Work, Energy, and Power
Chemical Thermodynamics and the Equilibrium State
|It is proper under Hess' Law of Heat Summation, in chemical thermodynamics, to imagine a simplified pathway for a chemical process to understand the changes in thermodynamic state functions. Let us reprise our imaginary thermochemical path for the solution process.|
The imaginary path from pure solute and solvent to solution can be conceptualized by increasing electric potential energy along lines of intermolecular force as the molecules of solvent and solute are separated.
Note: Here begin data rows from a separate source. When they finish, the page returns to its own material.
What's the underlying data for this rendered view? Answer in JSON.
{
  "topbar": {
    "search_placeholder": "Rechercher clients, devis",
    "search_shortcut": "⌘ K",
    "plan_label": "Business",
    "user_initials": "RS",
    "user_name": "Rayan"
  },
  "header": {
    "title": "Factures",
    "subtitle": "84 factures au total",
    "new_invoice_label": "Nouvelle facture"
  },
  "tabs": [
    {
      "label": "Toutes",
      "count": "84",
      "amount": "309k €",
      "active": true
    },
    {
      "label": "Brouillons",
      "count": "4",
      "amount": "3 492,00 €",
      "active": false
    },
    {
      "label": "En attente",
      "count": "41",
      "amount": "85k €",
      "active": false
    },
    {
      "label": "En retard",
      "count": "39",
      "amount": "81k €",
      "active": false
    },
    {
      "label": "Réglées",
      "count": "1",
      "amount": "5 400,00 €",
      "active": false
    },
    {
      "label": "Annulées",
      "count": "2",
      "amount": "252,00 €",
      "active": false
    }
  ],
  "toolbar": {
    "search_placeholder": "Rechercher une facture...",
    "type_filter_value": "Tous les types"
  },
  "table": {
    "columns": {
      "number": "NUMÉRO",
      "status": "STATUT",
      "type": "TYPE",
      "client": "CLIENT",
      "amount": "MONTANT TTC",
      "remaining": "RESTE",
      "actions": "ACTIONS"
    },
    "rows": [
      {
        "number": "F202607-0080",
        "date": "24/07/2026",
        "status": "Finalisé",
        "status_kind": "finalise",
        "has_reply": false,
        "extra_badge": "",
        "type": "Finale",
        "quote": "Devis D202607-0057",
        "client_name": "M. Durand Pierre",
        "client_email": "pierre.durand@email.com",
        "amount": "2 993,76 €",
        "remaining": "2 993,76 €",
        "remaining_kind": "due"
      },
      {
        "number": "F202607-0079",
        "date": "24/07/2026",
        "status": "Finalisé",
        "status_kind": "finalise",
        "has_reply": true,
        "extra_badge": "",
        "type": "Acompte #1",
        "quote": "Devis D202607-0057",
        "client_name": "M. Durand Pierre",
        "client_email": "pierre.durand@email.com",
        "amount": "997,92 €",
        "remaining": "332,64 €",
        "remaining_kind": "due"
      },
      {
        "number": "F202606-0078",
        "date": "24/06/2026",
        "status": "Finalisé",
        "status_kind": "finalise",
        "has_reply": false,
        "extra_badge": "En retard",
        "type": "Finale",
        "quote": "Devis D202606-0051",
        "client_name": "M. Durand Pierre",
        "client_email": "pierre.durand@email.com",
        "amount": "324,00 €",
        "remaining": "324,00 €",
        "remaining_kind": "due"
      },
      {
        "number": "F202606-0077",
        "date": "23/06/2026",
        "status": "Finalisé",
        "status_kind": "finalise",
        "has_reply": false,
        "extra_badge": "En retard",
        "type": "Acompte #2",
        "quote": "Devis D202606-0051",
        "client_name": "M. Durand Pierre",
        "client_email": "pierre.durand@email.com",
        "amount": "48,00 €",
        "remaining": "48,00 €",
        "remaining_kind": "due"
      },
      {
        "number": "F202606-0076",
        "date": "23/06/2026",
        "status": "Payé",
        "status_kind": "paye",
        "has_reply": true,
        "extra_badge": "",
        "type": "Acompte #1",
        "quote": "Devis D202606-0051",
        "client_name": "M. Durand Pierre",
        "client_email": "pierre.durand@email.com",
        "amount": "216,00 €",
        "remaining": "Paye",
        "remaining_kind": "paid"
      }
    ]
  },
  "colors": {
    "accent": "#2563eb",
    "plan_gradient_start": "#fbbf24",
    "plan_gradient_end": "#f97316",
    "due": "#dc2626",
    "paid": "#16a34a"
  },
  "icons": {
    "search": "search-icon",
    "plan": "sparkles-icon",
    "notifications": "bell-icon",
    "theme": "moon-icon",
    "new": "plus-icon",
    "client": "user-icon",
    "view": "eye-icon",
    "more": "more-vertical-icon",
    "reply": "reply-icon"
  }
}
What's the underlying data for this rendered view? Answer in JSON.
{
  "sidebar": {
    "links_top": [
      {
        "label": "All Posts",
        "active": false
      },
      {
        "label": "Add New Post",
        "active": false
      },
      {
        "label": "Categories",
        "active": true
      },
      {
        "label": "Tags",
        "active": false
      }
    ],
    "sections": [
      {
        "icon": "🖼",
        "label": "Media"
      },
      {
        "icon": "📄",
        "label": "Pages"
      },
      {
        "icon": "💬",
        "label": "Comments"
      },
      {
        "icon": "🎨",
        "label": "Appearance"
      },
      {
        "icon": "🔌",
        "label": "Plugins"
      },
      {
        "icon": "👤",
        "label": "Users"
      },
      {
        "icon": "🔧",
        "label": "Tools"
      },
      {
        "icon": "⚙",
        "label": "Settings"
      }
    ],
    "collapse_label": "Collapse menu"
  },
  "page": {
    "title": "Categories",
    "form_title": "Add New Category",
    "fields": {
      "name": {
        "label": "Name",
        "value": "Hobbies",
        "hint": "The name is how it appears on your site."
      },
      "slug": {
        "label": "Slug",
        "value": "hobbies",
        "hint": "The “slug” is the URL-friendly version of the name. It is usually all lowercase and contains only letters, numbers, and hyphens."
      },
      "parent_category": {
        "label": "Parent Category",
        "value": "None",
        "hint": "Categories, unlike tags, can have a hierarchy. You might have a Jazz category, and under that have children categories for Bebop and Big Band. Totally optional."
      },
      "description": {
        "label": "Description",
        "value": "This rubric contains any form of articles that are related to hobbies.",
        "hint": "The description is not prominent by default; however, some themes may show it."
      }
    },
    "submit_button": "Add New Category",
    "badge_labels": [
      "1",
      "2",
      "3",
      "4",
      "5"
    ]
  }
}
This is followed by decreasing potential energy as the molecules come together to form the solution.
In addition to net internal energy change (which equals the enthalpy change in transformations where the total volume changes little or not at all, as in solution processes generally) the equilibrium will also be determined by the effects of changes in the state of disorder in the system, or entropy. For nonpolar solvents dissolving nonpolar solutes, entropy generally increases, while for electrolytes dissociating in water, entropy decreases. Remember that! For salts dissolving in water, entropy decreases. This is because of the order imposed on the water through the formation of hydration shells.
Factors determining the interaction of a molecule or ion and a solvent include hydrogen bonding, the creation of a cavity in the solvent, the electrostatic and dispersion forces between solvent and solute molecules or ions, and an increase or decrease of solvent-solvent structure on introducing the solute.
Look at the topics in the Concept Map list and make sure you can follow this core reasoning, which is one of the foundations of a conceptual understanding of chemistry. First, think about the view at the intermolecular level of the separated solvent and solute versus the solution in terms of electric potential energy. What happens to internal energy as you go from one to the other? For most situations in which the solute is soluble in the solvent, the answer tends to be 'not much'. In other words 'like dissolves like'. If the internal energy doesn't change much, the solution process won't be too endothermic, although dissolving even a soluble solute is usually a little endothermic. (Do you notice how we've moved from the conceptual discussion of internal energy to enthalpy? Now we are using concepts of Thermochemistry). Finally, though, remember that if we are asking if a process is spontaneous, what we are really discussing is Chemical Thermodynamics. We are asking about the position of equilibrium.